There are probably thousands of reasons why people don’t install the correct rearend gears to compensate for larger tire sizes. Some may not want to spend the money (easily more than $1,000 including labor) while others may feel a diesel truck has an abundance of power and torque so it will not be affected by the tire-size increase. We admit not changing the gears does not have a huge effect on a truck that’s just driven to the store and around town. However, if it tows or hauls heavy loads, there may be a noticeable difference.
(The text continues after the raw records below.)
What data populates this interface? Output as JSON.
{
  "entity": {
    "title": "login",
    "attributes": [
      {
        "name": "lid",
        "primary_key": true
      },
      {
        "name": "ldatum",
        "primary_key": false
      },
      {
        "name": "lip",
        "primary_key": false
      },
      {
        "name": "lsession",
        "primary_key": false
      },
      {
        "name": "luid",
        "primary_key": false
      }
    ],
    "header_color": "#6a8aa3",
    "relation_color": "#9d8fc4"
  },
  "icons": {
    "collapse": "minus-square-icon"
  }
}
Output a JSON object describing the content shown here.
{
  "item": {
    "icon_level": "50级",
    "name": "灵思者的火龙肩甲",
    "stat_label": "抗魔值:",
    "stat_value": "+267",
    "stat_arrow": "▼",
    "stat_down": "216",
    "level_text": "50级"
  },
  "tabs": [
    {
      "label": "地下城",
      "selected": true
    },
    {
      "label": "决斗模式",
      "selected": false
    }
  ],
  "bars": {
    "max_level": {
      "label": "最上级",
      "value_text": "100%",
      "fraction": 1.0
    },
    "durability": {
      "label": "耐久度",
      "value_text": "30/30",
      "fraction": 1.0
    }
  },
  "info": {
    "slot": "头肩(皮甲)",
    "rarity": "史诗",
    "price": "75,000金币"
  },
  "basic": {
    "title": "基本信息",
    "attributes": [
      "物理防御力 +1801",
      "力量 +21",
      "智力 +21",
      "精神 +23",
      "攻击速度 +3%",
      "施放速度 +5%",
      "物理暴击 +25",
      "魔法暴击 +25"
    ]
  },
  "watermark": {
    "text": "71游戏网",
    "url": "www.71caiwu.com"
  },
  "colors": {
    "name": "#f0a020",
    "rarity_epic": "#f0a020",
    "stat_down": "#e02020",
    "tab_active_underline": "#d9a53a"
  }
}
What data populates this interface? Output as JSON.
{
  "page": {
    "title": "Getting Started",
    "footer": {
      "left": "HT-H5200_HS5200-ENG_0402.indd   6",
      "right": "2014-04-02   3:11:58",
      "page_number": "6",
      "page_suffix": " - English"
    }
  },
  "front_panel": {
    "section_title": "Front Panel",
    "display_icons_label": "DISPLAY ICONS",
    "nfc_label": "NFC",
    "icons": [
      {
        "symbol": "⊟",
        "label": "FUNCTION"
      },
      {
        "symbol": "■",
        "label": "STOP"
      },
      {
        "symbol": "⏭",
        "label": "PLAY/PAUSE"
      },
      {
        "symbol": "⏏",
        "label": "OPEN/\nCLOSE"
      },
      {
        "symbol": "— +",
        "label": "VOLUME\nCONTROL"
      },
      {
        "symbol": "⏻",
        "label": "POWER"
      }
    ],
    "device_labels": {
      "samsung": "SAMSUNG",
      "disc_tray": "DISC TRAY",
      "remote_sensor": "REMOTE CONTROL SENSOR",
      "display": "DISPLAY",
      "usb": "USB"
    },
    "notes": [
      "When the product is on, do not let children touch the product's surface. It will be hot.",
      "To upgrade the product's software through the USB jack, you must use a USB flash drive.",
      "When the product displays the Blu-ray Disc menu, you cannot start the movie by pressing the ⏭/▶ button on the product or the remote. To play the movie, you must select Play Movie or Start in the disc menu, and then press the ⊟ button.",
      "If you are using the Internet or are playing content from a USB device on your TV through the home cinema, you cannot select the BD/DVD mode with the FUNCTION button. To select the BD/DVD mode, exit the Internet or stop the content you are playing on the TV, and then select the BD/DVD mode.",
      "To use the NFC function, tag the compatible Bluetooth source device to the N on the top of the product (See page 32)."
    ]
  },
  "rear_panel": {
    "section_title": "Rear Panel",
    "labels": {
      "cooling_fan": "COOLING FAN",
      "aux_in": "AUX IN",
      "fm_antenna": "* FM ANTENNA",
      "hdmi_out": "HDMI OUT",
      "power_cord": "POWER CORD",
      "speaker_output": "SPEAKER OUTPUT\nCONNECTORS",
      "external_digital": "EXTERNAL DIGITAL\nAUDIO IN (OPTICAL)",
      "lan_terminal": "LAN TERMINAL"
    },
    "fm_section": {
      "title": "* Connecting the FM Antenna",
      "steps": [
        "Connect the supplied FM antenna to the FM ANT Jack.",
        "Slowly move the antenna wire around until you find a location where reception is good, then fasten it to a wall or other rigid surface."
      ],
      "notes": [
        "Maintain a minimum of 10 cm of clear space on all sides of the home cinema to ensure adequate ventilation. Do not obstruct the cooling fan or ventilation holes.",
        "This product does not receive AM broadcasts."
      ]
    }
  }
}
Jared purchased the truck with an inherent gear problem. The previous owner lifted the rig and installed 37-inch tires but left the stock 3.73 gears intact. The ratio is fine with the original (approximately) 32-inch tires, as Ford engineers developed this combination (tire size and gear ratio) along with the transmission gearing to establish a drive ratio that provides the best power, economy, and driveability. Even though the 5-inch size difference doesn’t seem like much, a 37-inch tire reduces the 3.73 gear ratio down to about a 3.19.
Photo 2/72   |   When we arrived at Steve Flores’ place, he wasted no time getting the rear of Jared Lehenbauer’s ’01 Ford F-250 up on jack stands and removing the tires. You may be curious about the F-350 badge on the tailgate. No, we did not make a mistake; the truck is definitely an F-250 (the Dana 50 front axle is a giveaway). Somewhere along the line, the badge got switched.
From the factory, a truck’s engine and drivetrain are engineered to work together to provide the maximum amount of power in the most efficient way. The engine revs to the correct rpm and the transmission shifts to the right gear at the proper speed, ultimately providing the most power and economy available. When an incorrect tire-and-gear combination is used, it throws that balance off. Engine rpm and gearshifts will not coincide correctly with the vehicle’s speed on the highway (as originally engineered). The engine’s rpm will be lower, possibly taking the engine out of its prime power range. Now, fueling must be increased and the engine has to be pushed harder to make the same power it made at the previous speed. It can also require a driver or the transmission to downshift in order to get back into the power range (but at a slower speed). It is also possible to find the transmission “between gears” and hunting for the right one, which can be hard on the gearbox if it happens too frequently.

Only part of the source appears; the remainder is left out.